BlackBerry Scraps Bid to Find Buyer, Replaces CEO Thorsten Heins, Gets $1 Billion Investment
BlackBerry is giving up its effort to sell itself to a large investor, and will replace CEO Thorsten Heins, the company said on Monday.
The company said that, rather than bid for it, Fairfax Financial will lead a group of investors pouring $1 billion into the troubled handset maker, with Fairfax CEO Prem Watsa becoming lead director. Former Sybase CEO John Chen will serve as interim CEO and executive chairman once the investment is completed, which BlackBerry said should be within the next two weeks.
The investment will come in the form of a debt sale, BlackBerry said, with Fairfax itself putting $250 million into the company.
“Today’s announcement represents a significant vote of confidence in BlackBerry and its future by this group of preeminent, long-term investors,” current BlackBerry chair Barbara Stymiest said in a statement. “The BlackBerry Board conducted a thorough review of strategic alternatives and pursued the course of action that it concluded is in the best interests of BlackBerry and its constituents, including its shareholders.
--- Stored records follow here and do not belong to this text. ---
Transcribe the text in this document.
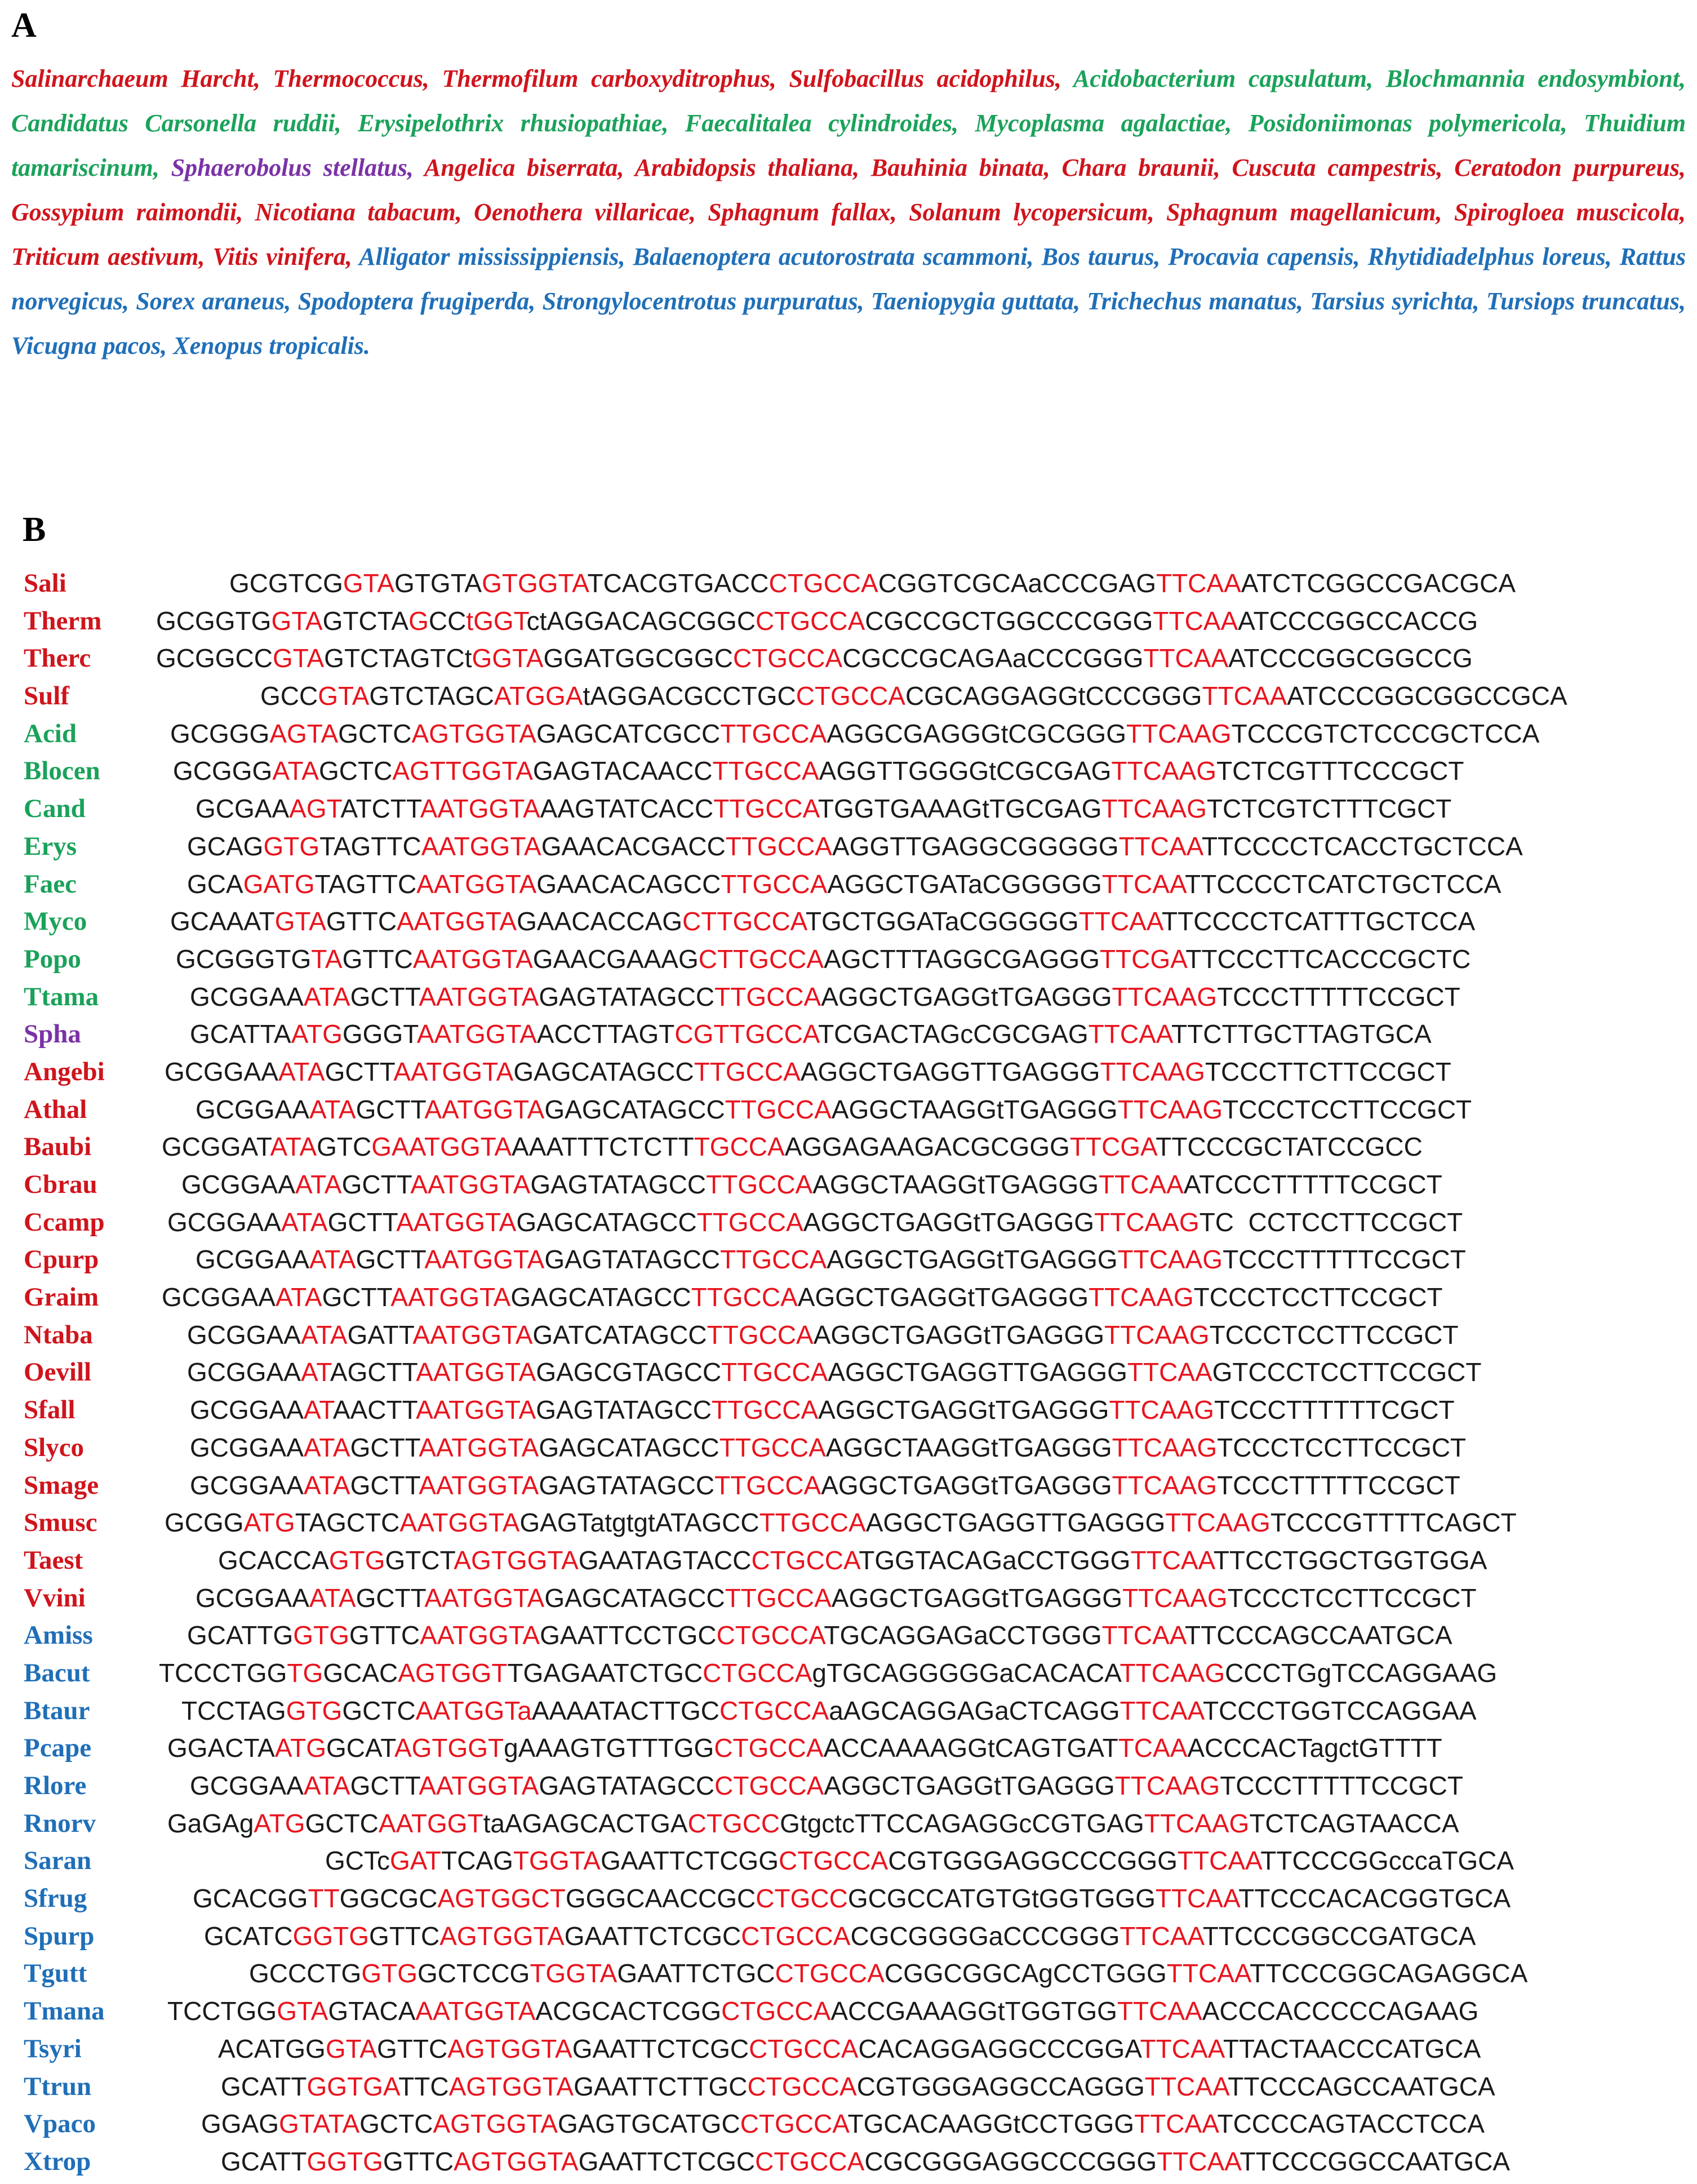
A
Salinarchaeum Harcht, Thermococcus, Thermofilum carboxyditrophus, Sulfobacillus acidophilus, Acidobacterium capsulatum, Blochmannia endosymbiont, Candidatus Carsonella ruddii, Erysipelothrix rhusiopathiae, Faecalitalea cylindroides, Mycoplasma agalactiae, Posidoniimonas polymericola, Thuidium tamariscinum, Sphaerobolus stellatus, Angelica biserrata, Arabidopsis thaliana, Bauhinia binata, Chara braunii, Cuscuta campestris, Ceratodon purpureus, Gossypium raimondii, Nicotiana tabacum, Oenothera villaricae, Sphagnum fallax, Solanum lycopersicum, Sphagnum magellanicum, Spirogloea muscicola, Triticum aestivum, Vitis vinifera, Alligator mississippiensis, Balaenoptera acutorostrata scammoni, Bos taurus, Procavia capensis, Rhytidiadelphus loreus, Rattus norvegicus, Sorex araneus, Spodoptera frugiperda, Strongylocentrotus purpuratus, Taeniopygia guttata, Trichechus manatus, Tarsius syrichta, Tursiops truncatus, Vicugna pacos, Xenopus tropicalis.
B
Sali	GCGTCGGTAGTGTAGTGGTATCACGTGACCCTGCCACGGTCGCAaCCCGAGTTCAAATCTCGGCCGACGCA
Therm GCGGTGGTAGTCTAGCCtGGTctAGGACAGCGGCCTGCCACGCCGCTGGCCCGGGTTCAAATCCCGGCCACCG
Therc	GCGGCCGTAGTCTAGTCtGGTAGGATGGCGGCCTGCCACGCCGCAGAaCCCGGGTTCAAATCCCGGCGGCCG
Sulf	GCCGTAGTCTAGCATGGAtAGGACGCCTGCCTGCCACGCAGGAGGtCCCGGGTTCAAATCCCGGCGGCCGCA
Acid	GCGGGAGTAGCTCAGTGGTAGAGCATCGCCTTGCCAAGGCGAGGGtCGCGGGTTCAAGTCCCGTCTCCCGCTCCA
Blocen	GCGGGATAGCTCAGTTGGTAGAGTACAACCTTGCCAAGGTTGGGGtCGCGAGTTCAAGTCTCGTTTCCCGCT
Cand	GCGAAAGTATCTTAATGGTAAAGTATCACCTTGCCATGGTGAAAGtTGCGAGTTCAAGTCTCGTCTTTCGCT
Erys	GCAGGTGTAGTTCAATGGTAGAACACGACCTTGCCAAGGTTGAGGCGGGGGTTCAATTCCCCTCACCTGCTCCA
Faec	GCAGATGTAGTTCAATGGTAGAACACAGCCTTGCCAAGGCTGATaCGGGGGTTCAATTCCCCTCATCTGCTCCA
Myco	GCAAATGTAGTTCAATGGTAGAACACCAGCTTGCCATGCTGGATaCGGGGGTTCAATTCCCCTCATTTGCTCCA
Popo	GCGGGTGTAGTTCAATGGTAGAACGAAAGCTTGCCAAGCTTTAGGCGAGGGTTCGATTCCCTTCACCCGCTC
Ttama	GCGGAAATAGCTTAATGGTAGAGTATAGCCTTGCCAAGGCTGAGGtTGAGGGTTCAAGTCCCTTTTTCCGCT
Spha	GCATTAATGGGGTAATGGTAACCTTAGTCGTTGCCATCGACTAGcCGCGAGTTCAATTCTTGCTTAGTGCA
Angebi GCGGAAATAGCTTAATGGTAGAGCATAGCCTTGCCAAGGCTGAGGTTGAGGGTTCAAGTCCCTTCTTCCGCT
Athal	GCGGAAATAGCTTAATGGTAGAGCATAGCCTTGCCAAGGCTAAGGtTGAGGGTTCAAGTCCCTCCTTCCGCT
Baubi	GCGGATATAGTCGAATGGTAAAATTTCTCTTTGCCAAGGAGAAGACGCGGGTTCGATTCCCGCTATCCGCC
Cbrau	GCGGAAATAGCTTAATGGTAGAGTATAGCCTTGCCAAGGCTAAGGtTGAGGGTTCAAATCCCTTTTTCCGCT
Ccamp GCGGAAATAGCTTAATGGTAGAGCATAGCCTTGCCAAGGCTGAGGtTGAGGGTTCAAGTC  CCTCCTTCCGCT
Cpurp	GCGGAAATAGCTTAATGGTAGAGTATAGCCTTGCCAAGGCTGAGGtTGAGGGTTCAAGTCCCTTTTTCCGCT
Graim GCGGAAATAGCTTAATGGTAGAGCATAGCCTTGCCAAGGCTGAGGtTGAGGGTTCAAGTCCCTCCTTCCGCT
Ntaba	GCGGAAATAGATTAATGGTAGATCATAGCCTTGCCAAGGCTGAGGtTGAGGGTTCAAGTCCCTCCTTCCGCT
Oevill	GCGGAAATAGCTTAATGGTAGAGCGTAGCCTTGCCAAGGCTGAGGTTGAGGGTTCAAGTCCCTCCTTCCGCT
Sfall	GCGGAAATAACTTAATGGTAGAGTATAGCCTTGCCAAGGCTGAGGtTGAGGGTTCAAGTCCCTTTTTTCGCT
Slyco	GCGGAAATAGCTTAATGGTAGAGCATAGCCTTGCCAAGGCTAAGGtTGAGGGTTCAAGTCCCTCCTTCCGCT
Smage	GCGGAAATAGCTTAATGGTAGAGTATAGCCTTGCCAAGGCTGAGGtTGAGGGTTCAAGTCCCTTTTTCCGCT
Smusc	GCGGATGTAGCTCAATGGTAGAGTatgtgtATAGCCTTGCCAAGGCTGAGGTTGAGGGTTCAAGTCCCGTTTTCAGCT
Taest	GCACCAGTGGTCTAGTGGTAGAATAGTACCCTGCCATGGTACAGaCCTGGGTTCAATTCCTGGCTGGTGGA
Vvini	GCGGAAATAGCTTAATGGTAGAGCATAGCCTTGCCAAGGCTGAGGtTGAGGGTTCAAGTCCCTCCTTCCGCT
Amiss	GCATTGGTGGTTCAATGGTAGAATTCCTGCCTGCCATGCAGGAGaCCTGGGTTCAATTCCCAGCCAATGCA
Bacut	TCCCTGGTGGCACAGTGGTTGAGAATCTGCCTGCCAgTGCAGGGGGaCACACATTCAAGCCCTGgTCCAGGAAG
Btaur	TCCTAGGTGGCTCAATGGTaAAAATACTTGCCTGCCAaAGCAGGAGaCTCAGGTTCAATCCCTGGTCCAGGAA
Pcape	GGACTAATGGCATAGTGGTgAAAGTGTTTGGCTGCCAACCAAAAGGtCAGTGATTCAAACCCACTagctGTTTT
Rlore	GCGGAAATAGCTTAATGGTAGAGTATAGCCCTGCCAAGGCTGAGGtTGAGGGTTCAAGTCCCTTTTTCCGCT
Rnorv	GaGAgATGGCTCAATGGTtaAGAGCACTGACTGCCGtgctcTTCCAGAGGcCGTGAGTTCAAGTCTCAGTAACCA
Saran	GCTcGATTCAGTGGTAGAATTCTCGGCTGCCACGTGGGAGGCCCGGGTTCAATTCCCGGcccaTGCA
Sfrug	GCACGGTTGGCGCAGTGGCTGGGCAACCGCCTGCCGCGCCATGTGtGGTGGGTTCAATTCCCACACGGTGCA
Spurp	GCATCGGTGGTTCAGTGGTAGAATTCTCGCCTGCCACGCGGGGaCCCGGGTTCAATTCCCGGCCGATGCA
Tgutt	GCCCTGGTGGCTCCGTGGTAGAATTCTGCCTGCCACGGCGGCAgCCTGGGTTCAATTCCCGGCAGAGGCA
Tmana TCCTGGGTAGTACAAATGGTAACGCACTCGGCTGCCAACCGAAAGGtTGGTGGTTCAAACCCACCCCCAGAAG
Tsyri	ACATGGGTAGTTCAGTGGTAGAATTCTCGCCTGCCACACAGGAGGCCCGGATTCAATTACTAACCCATGCA
Ttrun	GCATTGGTGATTCAGTGGTAGAATTCTTGCCTGCCACGTGGGAGGCCAGGGTTCAATTCCCAGCCAATGCA
Vpaco	GGAGGTATAGCTCAGTGGTAGAGTGCATGCCTGCCATGCACAAGGtCCTGGGTTCAATCCCCAGTACCTCCA
Xtrop	GCATTGGTGGTTCAGTGGTAGAATTCTCGCCTGCCACGCGGGAGGCCCGGGTTCAATTCCCGGCCAATGCA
This financing provides an immediate cash injection on terms favorable to BlackBerry, enhancing our substantial cash position. Some of the most important customers in the world rely on BlackBerry and we are implementing the changes necessary to strengthen the company and ensure we remain a strong and innovative partner for their needs.”
Monday was the deadline that the company had set for investor Fairfax Financial to put in a formal bid for the company. In September, BlackBerry had announced a deal to sell itself to Fairfax for $4.7 billion, however the deal was nonbinding and contingent on the investment company lining up capital to finance the bid. BlackBerry had also been seeking other buyers.
The announcement marks the end of the company’s strategic review, BlackBerry said. However, it leaves the company’s future as uncertain as ever; confidence in BlackBerry from investors and customers has been waning, despite reassurances from the company that it and its products are here to stay.
In addition to ceding the CEO post, Heins will step down from the board of directors, as will director David Kerr.
The move was reported earlier Monday by Canada’s Globe and Mail, citing sources.